Russian forces have advanced 278 square kilometres in their week-old offensive in Ukraine’s northeastern Kharkiv region and in the south, their biggest gains in a year-and-a-half, AFP has calculated using data from the Institute for the Study of War (ISW).
Between May 9 and 15, Moscow’s military gained 257 square kilometres (99 square miles) of territory in the Kharkiv area and 21 square kilometres in other areas, including the prized southern village of Robotyne which Ukraine had recaptured last year.
They represent Russia’s biggest gains since mid-December 2022 when it advanced in the Lugansk region after major setbacks around Kharkiv and in the south.

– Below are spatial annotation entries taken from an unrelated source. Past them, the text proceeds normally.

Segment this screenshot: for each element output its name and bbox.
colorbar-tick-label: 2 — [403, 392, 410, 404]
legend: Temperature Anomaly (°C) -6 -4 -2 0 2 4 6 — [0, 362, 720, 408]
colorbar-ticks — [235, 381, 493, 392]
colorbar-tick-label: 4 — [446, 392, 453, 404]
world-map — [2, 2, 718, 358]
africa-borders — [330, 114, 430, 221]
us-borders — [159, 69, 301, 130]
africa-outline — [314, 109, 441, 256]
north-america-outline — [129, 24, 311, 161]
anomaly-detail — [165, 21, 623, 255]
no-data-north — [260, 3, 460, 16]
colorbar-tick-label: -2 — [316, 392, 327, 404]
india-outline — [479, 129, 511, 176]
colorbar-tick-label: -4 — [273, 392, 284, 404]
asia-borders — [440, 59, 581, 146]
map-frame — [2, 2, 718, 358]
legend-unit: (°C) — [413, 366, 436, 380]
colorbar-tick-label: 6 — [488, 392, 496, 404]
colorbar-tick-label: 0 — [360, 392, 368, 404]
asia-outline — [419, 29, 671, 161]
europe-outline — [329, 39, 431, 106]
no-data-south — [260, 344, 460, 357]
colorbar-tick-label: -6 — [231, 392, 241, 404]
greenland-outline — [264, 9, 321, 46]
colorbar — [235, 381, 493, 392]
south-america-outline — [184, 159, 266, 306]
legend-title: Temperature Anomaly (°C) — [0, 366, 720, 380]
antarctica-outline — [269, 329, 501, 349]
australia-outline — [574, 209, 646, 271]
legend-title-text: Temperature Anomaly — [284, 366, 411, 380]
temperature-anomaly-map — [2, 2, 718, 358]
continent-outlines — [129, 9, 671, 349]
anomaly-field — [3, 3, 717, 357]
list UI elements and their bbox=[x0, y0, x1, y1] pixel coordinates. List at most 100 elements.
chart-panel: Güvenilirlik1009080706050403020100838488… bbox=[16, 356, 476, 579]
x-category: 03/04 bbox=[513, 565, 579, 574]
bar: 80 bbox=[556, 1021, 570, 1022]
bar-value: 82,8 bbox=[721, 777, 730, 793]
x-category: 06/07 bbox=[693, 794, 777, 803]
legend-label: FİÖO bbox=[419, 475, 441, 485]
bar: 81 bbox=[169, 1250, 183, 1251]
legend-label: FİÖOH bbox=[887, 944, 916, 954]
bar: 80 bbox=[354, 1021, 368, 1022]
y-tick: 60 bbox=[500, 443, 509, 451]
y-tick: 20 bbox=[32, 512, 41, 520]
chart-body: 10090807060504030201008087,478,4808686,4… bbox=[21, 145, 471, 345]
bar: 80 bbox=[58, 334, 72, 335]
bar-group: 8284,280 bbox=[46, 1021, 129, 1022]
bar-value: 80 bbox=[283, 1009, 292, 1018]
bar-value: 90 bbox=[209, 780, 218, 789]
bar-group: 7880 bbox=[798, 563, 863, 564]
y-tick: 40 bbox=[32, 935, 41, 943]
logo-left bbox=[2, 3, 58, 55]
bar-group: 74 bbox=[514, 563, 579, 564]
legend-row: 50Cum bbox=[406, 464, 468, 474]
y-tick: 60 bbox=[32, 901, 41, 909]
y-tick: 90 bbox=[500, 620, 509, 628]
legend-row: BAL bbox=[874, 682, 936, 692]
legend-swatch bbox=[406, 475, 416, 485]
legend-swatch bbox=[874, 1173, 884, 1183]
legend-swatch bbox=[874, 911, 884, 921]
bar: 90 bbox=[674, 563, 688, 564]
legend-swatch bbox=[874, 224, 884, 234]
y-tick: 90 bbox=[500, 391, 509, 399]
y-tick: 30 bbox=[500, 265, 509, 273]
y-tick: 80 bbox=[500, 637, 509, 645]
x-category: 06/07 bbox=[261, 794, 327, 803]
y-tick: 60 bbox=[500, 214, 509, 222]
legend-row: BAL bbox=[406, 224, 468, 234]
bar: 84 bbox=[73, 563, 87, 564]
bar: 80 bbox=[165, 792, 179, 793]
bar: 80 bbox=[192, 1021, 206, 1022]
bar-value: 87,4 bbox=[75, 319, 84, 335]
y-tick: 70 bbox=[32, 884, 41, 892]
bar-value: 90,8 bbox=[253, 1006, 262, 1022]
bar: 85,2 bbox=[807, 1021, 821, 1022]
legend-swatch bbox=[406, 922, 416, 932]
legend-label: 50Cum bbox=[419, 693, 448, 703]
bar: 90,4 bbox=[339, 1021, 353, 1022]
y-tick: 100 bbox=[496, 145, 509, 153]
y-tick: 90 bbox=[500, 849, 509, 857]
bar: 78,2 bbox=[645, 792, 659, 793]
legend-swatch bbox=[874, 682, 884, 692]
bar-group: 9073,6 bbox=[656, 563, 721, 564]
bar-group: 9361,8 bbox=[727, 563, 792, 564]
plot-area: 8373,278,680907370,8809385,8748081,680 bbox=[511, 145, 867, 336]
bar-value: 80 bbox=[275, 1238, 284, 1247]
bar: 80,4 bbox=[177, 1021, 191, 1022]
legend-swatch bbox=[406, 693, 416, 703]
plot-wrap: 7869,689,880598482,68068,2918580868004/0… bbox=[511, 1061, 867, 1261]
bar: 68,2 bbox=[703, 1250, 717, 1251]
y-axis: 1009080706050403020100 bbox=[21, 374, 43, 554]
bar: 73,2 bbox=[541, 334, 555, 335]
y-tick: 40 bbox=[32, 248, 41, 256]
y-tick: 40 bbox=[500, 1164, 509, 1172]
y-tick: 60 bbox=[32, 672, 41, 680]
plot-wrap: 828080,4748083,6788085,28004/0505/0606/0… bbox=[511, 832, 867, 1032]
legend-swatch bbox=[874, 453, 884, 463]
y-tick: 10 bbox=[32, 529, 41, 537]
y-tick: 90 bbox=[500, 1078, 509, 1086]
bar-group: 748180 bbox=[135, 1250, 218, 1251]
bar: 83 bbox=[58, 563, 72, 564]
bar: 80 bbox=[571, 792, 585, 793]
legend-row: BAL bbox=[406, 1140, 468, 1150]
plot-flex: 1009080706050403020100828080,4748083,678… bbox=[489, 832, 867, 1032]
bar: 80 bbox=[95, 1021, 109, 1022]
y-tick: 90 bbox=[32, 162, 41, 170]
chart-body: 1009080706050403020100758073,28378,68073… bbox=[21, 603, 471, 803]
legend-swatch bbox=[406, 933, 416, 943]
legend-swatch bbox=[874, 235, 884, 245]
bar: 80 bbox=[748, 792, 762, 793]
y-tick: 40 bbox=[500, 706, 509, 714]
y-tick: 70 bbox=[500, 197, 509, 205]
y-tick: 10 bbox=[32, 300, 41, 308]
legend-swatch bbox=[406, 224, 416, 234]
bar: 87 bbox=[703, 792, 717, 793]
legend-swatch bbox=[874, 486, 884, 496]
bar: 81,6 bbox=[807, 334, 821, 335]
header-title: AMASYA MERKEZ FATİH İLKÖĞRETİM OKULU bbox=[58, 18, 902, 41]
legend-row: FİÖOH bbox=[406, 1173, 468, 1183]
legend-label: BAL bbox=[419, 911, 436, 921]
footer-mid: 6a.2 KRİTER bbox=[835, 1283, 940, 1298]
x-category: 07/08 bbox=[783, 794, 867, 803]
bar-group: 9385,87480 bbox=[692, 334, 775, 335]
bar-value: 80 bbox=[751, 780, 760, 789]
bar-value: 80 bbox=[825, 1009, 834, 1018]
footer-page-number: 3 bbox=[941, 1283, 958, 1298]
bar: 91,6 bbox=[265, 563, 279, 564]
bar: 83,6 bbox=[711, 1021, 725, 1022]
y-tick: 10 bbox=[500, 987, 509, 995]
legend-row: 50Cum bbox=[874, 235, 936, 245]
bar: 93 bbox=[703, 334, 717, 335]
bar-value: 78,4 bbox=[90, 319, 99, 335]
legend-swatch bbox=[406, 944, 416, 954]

Since the start of 2024, Russian forces have taken around 800 square kilometres of Ukrainian territory — more than the around 600 square kilometres gained in all of 2023.
The changes to the front line, which had barely budged in over a year, remain limited however, with Russia’s gains accounting for less than one percent of the Ukrainian territory under Moscow’s control.
But Russia’s new push on two fronts marks the biggest change to the front line since mid-December 2022, when Russian forces advanced more than 350 square kilometres in the Lugansk region after being routed from the southern city of Kherson and from the approaches to Kharkiv, Ukraine’s second-biggest city.
Since the start of the war on February 24, 2022, Russia has captured 65,336 square kilometres of Ukrainian territory, representing nearly 12 percent of Ukraine’s surface area, excluding the Crimean peninsula which Moscow annexed in 2014.
AFP’s calculations are based on files published daily by the US-based ISW, which produces data based on information published by both parties to the war as well as on satellite images of Ukraine.